Dalam perkembangannya, setelah Persaudaraan SH Terate berubah dari sistem perguruan ke organisasi, sosok patron tetap memegang peranan dalam kepemimpinan SH Terate. Hanya sebutan atau namanya saja yang berubah dari Hadjar menjadi Ketua. Era ini melahirkan pemimpin SH Terate yang cukup disegani, antara lain Soetomo Mangkoedjojo, Santoso, Irsyad, dan Badini.

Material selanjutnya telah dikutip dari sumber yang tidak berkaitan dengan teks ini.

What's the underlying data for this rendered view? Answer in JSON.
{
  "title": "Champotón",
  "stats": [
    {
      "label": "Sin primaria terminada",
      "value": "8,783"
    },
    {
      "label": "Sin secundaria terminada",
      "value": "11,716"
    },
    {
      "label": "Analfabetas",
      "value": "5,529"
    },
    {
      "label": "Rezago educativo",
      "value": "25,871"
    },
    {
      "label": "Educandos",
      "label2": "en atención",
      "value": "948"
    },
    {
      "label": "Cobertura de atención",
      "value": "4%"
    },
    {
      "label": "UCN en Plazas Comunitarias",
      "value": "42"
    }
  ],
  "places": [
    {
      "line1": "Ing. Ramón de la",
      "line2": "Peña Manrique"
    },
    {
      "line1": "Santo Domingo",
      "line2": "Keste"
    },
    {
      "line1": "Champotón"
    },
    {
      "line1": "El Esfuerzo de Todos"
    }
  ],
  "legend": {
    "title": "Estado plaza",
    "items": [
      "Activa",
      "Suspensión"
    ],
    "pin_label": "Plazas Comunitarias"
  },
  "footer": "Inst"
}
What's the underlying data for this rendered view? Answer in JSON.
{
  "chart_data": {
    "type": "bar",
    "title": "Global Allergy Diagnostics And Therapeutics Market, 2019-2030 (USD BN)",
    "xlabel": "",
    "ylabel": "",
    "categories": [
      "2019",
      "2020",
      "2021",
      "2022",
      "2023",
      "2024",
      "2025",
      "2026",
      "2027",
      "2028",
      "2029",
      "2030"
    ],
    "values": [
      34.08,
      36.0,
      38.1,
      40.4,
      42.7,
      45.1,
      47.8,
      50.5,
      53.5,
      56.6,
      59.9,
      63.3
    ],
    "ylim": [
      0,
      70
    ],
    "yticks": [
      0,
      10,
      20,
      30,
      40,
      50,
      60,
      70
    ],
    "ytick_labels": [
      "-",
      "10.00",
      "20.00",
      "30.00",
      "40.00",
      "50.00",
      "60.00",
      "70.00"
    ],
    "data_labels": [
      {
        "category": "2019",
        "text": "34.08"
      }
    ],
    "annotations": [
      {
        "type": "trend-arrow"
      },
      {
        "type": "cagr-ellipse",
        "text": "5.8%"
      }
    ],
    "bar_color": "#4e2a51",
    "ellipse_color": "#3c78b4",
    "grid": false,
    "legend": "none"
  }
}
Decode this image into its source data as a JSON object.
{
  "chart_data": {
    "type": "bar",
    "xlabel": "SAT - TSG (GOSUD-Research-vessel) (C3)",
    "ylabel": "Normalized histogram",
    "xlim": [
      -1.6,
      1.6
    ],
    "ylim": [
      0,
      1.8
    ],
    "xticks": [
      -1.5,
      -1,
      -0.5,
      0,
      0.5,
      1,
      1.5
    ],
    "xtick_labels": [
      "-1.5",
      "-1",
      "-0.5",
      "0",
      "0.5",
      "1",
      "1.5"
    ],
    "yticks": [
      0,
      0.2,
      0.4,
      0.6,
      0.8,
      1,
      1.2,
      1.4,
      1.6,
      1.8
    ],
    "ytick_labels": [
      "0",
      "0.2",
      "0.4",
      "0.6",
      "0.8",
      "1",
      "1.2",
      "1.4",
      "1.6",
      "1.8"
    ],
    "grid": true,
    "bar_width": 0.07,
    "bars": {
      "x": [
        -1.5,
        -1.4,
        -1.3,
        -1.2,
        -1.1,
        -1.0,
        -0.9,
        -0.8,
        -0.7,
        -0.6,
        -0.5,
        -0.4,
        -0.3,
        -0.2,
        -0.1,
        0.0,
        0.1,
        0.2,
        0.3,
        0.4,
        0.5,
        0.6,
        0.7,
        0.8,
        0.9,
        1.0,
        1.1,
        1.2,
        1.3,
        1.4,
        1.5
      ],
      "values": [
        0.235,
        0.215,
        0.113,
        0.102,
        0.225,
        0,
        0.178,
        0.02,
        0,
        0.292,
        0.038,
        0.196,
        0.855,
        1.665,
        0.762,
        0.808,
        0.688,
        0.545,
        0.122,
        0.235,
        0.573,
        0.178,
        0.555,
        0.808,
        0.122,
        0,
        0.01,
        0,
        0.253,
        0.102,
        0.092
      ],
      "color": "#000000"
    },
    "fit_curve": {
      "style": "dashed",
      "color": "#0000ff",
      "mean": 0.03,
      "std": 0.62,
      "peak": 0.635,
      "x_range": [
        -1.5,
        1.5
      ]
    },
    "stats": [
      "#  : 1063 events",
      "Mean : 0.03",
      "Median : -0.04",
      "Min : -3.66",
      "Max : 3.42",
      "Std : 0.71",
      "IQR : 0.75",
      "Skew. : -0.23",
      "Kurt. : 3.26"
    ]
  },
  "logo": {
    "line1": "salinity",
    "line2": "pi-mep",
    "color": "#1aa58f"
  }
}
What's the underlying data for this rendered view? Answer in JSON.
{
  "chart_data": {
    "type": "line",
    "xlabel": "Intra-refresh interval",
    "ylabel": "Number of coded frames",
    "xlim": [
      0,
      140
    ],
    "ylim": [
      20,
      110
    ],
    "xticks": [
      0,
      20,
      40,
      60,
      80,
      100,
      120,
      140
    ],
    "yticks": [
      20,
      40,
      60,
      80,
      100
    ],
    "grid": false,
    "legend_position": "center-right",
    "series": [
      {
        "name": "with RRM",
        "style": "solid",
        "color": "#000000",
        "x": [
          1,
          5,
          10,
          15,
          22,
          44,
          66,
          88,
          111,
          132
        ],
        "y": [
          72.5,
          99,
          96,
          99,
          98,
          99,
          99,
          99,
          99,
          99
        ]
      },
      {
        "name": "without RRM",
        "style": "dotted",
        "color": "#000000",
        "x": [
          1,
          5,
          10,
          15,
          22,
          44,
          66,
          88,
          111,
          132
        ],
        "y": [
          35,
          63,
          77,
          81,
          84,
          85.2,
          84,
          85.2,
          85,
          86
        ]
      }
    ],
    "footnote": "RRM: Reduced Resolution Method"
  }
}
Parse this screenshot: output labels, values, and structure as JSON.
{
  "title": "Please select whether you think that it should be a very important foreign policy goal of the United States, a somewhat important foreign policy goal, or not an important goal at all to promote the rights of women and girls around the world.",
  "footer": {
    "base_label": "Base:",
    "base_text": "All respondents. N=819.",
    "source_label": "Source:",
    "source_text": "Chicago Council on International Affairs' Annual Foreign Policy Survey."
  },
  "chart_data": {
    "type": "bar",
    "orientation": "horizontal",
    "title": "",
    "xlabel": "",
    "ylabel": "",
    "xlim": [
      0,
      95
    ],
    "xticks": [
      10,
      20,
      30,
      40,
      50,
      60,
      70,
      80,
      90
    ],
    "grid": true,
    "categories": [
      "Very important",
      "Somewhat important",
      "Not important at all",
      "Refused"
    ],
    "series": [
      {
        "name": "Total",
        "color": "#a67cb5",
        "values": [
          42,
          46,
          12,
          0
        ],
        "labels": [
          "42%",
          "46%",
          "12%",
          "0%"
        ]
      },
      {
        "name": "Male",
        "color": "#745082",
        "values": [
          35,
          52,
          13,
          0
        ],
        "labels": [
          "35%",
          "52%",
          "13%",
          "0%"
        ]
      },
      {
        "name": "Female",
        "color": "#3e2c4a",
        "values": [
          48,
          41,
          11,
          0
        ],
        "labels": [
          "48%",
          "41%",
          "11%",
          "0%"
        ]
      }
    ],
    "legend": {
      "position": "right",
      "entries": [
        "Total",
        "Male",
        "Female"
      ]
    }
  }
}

Mamasuki tahun 80-an, saat RM Imam Koesoepangat muncul ke permukaan, konsep kepemimpinan SH Terate dipilah jadi dua jalur. Yaitu, jalur idealisme (ajaran, keilmuan atau disebut juga ke-SH-an) dan jalur profesional (organisasi dan pengembangan).
Pada era ini jalur kepemimpinan idealisme dipegang oleh RM. Imam Koesoepangat, lebih akrab dengan panggilan Mas Imam. Istilah yang digunakan adalah Ketua Dewan Pusat.
Sedangkan jalur profesionalisme diamanahkan kepada KRH. H. Tarmadji Boedi Harsono, SE. lebih akrab dengan panggilan Mas Maji. Istilah yang digunakan adalah Ketua Umum Pusat.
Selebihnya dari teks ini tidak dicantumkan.